De repente ouviu passos, encostou-se atrás de uma roupa e calou-se. As suas pernas estavam paralisadas, apenas as antenas mantinham-se inquietas. Mesmo não escutando o som dos trovões, uma enorme queda d’água deslizou dentro de um objeto estranho, e a luz sumiu. Talvez se ele usasse o seu dom de cantar, atrairia o gigante para aquele espaço e a filha da lua apareceria novamente. Mesmo isolado da sua banda, acreditava na força da música, que além de atrair lindas fêmeas, trazia harmonia no mundo dos insetos. Ele não era tão potente como uma cigarra, mas tinha o seu público e os seus admiradores.
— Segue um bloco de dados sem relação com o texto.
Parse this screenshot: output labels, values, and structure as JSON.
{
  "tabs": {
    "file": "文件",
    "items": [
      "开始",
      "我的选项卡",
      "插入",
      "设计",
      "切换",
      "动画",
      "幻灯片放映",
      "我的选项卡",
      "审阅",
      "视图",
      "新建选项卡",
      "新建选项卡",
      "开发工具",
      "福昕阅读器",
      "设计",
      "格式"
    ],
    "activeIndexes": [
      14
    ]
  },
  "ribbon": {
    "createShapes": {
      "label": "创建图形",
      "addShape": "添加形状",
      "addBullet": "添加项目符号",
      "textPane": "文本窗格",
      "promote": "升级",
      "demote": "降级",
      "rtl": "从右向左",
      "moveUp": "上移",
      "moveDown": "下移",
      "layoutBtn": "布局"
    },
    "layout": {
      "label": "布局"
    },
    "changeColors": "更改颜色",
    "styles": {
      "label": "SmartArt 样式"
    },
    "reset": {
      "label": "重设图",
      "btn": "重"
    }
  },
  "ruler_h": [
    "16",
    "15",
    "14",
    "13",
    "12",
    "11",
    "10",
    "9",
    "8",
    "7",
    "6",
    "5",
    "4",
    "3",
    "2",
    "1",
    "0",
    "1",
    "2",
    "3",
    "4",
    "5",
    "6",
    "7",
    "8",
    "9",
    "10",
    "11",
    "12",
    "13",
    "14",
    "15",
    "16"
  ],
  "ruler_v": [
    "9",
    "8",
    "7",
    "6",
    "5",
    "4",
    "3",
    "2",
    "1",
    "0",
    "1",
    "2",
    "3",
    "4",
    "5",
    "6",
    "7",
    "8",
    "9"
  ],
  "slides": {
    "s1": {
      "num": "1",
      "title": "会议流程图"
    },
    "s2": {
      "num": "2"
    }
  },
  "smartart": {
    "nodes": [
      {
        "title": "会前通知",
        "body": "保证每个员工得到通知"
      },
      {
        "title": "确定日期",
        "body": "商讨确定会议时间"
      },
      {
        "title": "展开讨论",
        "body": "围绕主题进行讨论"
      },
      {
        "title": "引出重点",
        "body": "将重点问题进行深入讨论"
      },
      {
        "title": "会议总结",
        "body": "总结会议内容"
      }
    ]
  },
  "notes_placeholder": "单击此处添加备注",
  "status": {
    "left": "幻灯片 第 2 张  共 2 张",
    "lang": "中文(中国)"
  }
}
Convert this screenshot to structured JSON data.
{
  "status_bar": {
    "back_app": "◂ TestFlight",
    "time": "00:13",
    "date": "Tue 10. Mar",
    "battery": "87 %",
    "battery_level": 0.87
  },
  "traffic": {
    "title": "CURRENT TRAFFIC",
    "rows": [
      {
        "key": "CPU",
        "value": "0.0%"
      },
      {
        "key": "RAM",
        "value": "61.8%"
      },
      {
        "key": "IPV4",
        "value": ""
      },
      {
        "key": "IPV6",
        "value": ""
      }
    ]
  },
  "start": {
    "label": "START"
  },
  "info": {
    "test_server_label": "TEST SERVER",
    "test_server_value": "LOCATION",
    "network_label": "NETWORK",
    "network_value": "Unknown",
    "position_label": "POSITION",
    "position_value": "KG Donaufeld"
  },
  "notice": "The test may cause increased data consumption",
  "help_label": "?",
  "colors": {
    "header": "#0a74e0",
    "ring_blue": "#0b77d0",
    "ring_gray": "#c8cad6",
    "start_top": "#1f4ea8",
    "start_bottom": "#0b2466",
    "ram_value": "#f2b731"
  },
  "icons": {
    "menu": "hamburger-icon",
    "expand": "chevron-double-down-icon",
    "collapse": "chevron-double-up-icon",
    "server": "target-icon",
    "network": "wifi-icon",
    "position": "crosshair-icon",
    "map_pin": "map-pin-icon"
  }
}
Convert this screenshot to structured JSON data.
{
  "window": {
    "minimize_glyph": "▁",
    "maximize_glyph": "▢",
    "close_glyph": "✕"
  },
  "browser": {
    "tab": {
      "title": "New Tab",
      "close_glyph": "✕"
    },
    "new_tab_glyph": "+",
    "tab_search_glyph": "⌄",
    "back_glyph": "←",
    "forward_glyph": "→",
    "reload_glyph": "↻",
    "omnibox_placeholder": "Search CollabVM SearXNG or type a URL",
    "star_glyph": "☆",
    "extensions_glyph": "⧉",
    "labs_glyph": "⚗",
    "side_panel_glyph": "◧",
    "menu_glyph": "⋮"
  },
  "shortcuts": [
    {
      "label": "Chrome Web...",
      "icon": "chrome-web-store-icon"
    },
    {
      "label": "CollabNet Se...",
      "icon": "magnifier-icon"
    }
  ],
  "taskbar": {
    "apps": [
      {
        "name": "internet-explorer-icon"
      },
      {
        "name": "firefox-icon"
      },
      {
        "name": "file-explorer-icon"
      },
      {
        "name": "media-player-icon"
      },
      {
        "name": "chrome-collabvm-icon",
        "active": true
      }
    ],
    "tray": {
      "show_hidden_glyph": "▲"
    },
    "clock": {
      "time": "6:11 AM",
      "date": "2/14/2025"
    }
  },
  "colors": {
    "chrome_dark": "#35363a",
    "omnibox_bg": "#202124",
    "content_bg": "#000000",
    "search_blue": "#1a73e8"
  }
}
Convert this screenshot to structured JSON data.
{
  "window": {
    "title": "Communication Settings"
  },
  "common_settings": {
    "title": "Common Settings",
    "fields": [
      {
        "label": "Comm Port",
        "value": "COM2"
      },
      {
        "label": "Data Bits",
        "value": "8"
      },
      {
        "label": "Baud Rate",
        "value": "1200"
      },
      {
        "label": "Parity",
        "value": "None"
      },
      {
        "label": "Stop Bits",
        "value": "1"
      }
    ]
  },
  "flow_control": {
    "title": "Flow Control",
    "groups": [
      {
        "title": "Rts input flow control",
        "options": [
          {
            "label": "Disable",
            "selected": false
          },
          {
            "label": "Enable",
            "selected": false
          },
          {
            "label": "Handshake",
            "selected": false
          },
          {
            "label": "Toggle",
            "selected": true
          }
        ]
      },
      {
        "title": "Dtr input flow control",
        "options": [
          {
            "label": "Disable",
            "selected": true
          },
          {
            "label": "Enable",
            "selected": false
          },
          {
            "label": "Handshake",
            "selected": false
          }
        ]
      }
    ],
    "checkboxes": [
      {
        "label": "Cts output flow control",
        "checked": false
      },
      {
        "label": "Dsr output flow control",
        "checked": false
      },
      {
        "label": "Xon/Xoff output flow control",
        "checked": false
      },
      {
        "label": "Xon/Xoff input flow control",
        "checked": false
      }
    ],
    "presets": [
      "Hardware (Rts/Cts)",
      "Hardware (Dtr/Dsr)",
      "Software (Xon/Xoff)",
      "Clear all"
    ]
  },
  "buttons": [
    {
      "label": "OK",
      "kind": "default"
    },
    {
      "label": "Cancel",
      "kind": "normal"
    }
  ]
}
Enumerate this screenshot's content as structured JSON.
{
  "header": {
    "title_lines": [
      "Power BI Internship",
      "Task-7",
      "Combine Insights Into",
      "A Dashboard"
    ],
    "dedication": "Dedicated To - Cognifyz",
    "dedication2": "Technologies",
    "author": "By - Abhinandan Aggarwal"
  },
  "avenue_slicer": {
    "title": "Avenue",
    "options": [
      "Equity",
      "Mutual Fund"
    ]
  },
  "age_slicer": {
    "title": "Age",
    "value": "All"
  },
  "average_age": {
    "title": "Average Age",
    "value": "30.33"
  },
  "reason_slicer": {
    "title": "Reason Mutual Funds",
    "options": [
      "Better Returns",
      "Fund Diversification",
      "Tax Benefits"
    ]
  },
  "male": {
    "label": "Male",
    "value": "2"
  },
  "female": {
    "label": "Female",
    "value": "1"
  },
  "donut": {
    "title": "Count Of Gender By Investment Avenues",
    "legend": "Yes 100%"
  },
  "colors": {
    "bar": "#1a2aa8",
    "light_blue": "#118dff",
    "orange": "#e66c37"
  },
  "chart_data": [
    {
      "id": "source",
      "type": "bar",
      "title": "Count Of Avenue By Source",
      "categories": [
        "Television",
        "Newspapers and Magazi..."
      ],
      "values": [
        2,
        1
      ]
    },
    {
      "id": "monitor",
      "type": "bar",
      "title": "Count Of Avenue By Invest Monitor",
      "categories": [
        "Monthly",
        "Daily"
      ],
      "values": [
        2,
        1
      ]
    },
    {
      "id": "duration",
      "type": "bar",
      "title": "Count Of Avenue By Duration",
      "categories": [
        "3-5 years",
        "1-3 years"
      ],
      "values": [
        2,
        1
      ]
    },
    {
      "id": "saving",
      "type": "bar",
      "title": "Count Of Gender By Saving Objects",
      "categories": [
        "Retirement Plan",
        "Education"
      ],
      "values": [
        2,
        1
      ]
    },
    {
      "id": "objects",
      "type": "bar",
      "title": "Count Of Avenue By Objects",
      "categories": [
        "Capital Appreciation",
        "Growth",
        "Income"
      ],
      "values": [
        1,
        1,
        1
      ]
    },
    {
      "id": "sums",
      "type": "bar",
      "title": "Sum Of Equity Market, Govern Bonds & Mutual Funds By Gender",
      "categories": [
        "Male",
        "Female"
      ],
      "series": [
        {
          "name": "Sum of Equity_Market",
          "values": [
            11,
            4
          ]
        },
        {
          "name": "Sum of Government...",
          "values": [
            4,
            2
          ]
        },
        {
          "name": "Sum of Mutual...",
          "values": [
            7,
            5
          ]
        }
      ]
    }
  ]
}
Assim, o fez, e o gigante que carregava um planeta junto ao corpo mostrou a filha da lua e a luz apareceu, o brilho era tão impressionante que o silêncio tocou o seu âmago.
Entre tantas emoções, percebeu que fora avistado, o pavor dominou as suas vértebras, poderia voar para longe e escapar, mas seu corpo parecia petrificado, a lua apagou-se, ele cantou aliviado. Só conseguia ver o gigante eufórico. Talvez o humano precisava de uma melodia para alegrar a alma. Alegremente, cantou com toda a força do seu coração, mas quando pensou em ampliar o seu repertório, um pano escuro caiu sobre o seu corpo, sentiu estar encurralado.
Com a selvageria humana e o furor de um cabo de madeira o jovem grilo foi cruelmente esmagado. Pelo jeito o gigante impiedoso não apreciou o seu canto. Lá, ainda no mesmo lugar, o besouro com o corpo desvirado testemunhava o fim do grilo sonhador. Agora, um coro aguardava-o no lado de fora, e uma procissão de formigas carregavam o corpo do pequeno artista que apenas queria ver a filha da lua de perto.

Joceane Priamo

Joceane Priamo nasceu em Francisco Beltrão-PR, em 23 de maio de 1988. É formada em Letras Português e Literatura pela Universidade Estadual do Centro-Oeste (UNICENTRO) e Pedagogia pela Faculdade Campos Elíseos (FCE), pós-graduada em Docência no Ensino Superior, Antropologia, Educação Especial e Intelectual. Em março de 2021, lançou seu primeiro livro, Francisco Beltrão entre Versos e Sonhos. Participa da coordenação da Via Poesis e como membro do Centro de Letras de Francisco Beltrão, é professora, escritora, poetisa e cronista.